Settings

Theme

Writing an MP4 Muxer for Fun and Profit

obsproject.com

95 points by skrrtww 2 years ago · 30 comments

Reader

Andrews54757 2 years ago

Having worked with some MP4 demuxing for my extension [1], I feel the pain. Lots of times I would play the video only to find inexplicable issues such as drifting audio. I highly recommend using an mp4 inspector tool, such as mp4box [2], to debug these issues.

1: https://github.com/Andrews54757/FastStream

2: https://gpac.github.io/mp4box.js/test/filereader.html

somat 2 years ago

Nice, when playing around one weekend trying to see if I could use ipfs as a transport layer for streaming video I got hung up because most video formats I tried behaved very poorly with inconsistent streams where you may not have the beginning. I ended up on mpeg-ts as the best behaving of the bunch. It felt a little weird, as I was sort of expecting something more modern to have better performance, but seeing as my goal was not to evaluate video formats but just ship them around I just accepted it and moved on.

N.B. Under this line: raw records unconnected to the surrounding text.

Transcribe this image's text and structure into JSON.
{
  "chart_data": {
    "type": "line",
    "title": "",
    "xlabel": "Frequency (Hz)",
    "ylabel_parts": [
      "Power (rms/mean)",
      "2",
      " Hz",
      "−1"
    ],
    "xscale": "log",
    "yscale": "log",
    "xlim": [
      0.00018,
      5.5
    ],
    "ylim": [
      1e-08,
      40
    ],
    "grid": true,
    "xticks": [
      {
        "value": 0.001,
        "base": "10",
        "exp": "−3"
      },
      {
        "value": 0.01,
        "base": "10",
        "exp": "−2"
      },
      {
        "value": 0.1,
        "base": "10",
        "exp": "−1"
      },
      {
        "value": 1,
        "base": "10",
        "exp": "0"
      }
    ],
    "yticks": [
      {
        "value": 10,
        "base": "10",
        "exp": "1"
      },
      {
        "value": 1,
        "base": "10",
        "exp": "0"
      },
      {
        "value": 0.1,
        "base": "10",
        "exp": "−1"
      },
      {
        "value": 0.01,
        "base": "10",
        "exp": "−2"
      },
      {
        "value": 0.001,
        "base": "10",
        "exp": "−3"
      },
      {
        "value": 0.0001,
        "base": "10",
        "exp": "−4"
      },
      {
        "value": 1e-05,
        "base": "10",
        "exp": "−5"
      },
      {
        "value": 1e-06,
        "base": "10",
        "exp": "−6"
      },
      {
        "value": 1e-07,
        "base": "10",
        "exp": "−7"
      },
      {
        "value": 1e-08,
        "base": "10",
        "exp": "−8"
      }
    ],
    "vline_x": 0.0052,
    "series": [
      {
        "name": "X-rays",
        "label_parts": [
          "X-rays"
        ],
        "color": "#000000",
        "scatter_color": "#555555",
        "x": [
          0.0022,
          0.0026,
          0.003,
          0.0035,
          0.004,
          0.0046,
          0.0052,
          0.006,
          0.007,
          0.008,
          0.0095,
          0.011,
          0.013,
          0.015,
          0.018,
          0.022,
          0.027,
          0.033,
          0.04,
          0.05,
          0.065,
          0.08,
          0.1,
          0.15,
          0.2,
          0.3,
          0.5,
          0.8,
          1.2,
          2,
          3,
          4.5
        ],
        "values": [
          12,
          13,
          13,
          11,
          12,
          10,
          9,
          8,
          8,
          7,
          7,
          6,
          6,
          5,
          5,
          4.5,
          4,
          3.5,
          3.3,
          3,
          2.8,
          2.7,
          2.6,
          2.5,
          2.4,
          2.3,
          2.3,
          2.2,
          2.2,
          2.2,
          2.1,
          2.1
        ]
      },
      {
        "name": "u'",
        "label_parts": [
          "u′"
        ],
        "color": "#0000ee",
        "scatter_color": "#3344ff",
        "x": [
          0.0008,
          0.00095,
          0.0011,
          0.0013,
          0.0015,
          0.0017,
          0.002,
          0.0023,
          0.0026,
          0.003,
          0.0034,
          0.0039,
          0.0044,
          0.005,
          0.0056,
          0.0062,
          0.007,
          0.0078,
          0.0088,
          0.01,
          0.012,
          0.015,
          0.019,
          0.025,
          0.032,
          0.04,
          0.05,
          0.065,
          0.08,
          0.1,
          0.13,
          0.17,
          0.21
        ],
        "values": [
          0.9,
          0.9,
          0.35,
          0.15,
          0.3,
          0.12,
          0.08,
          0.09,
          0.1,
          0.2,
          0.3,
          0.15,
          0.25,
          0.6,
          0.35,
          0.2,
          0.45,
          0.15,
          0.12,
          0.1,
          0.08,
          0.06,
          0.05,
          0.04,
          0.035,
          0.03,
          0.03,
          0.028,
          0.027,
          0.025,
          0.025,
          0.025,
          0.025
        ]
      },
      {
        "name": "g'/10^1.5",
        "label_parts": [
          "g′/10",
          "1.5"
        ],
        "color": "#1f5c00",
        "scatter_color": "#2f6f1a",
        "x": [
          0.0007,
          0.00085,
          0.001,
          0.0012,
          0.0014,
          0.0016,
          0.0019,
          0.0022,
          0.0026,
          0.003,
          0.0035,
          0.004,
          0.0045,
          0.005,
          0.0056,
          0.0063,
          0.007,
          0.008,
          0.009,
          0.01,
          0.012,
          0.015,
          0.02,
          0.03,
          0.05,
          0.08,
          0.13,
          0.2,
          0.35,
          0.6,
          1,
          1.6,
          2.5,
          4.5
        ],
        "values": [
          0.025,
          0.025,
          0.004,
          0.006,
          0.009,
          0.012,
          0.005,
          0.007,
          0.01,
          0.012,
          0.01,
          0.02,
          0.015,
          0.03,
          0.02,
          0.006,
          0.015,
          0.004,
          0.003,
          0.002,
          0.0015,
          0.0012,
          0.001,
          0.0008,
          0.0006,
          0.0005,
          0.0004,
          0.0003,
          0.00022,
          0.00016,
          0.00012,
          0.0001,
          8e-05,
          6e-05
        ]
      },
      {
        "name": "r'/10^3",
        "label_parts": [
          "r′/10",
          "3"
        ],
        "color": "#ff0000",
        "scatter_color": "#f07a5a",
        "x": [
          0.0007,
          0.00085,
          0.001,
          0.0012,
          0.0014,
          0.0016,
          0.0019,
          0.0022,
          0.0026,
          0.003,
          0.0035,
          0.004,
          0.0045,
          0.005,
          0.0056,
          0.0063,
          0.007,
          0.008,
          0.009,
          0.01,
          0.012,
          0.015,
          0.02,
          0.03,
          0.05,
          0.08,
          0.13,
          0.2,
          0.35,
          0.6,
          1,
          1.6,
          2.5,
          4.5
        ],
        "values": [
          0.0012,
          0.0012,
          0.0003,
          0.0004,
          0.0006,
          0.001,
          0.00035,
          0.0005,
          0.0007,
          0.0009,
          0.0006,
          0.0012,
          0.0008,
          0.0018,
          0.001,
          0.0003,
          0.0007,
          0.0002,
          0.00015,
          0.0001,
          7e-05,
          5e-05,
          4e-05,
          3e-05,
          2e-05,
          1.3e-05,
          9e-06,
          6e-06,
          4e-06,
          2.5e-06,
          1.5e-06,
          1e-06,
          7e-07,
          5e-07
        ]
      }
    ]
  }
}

Thinking back on it now, I just did a little trial and error until I found something that worked, but what would I search for if I was trying to find data on how... ?streamable? an encoding is?

If curious, I got my proof of concept working but it was unpleasantly slow. I blindly chunked the incoming stream into megabyte sized chunks registered the chunks on ipfs then used ipfs pubsub to announce the chunk to any watchers. The watcher would watch the pubsub channel for announcements download the chunk and try to reassemble it in order and play it. one neat side effect that I found was when the stream was done if I had stored all the ipfs address I could then generate a whole ipfs file structure you could use to download the stream at a later date.

CrendKing 2 years ago

Can someone explain how does an existing media player understand the new mdat format without modification? I assume if they find a completed moov at end of the file, it would recognize the file as a unfragmented mp4. It should then try to find a list of recognized codecs directly inside the mdat (like in the first picture), but instead they will find another moov, a bunch of moofs and sub-mdats, all of which are clearly not proper for a unfragmented mp4. Why doesn't the player report this as a "unrecognizable, badly formatted" mp4 file?

  • der_rod 2 years ago

    The mdat box does not have a defined structure, and the specification actually states that attempting to define a structure is almost certainly a mistake. In order to find the data the player is looking for it has to read the moov box, which contains the byte offsets and sizes of "chunks" of data. Since there is no requirement for chunks to be contiguous, or even in the same file, we can simply skip over the fragmentation-related boxes within the data box.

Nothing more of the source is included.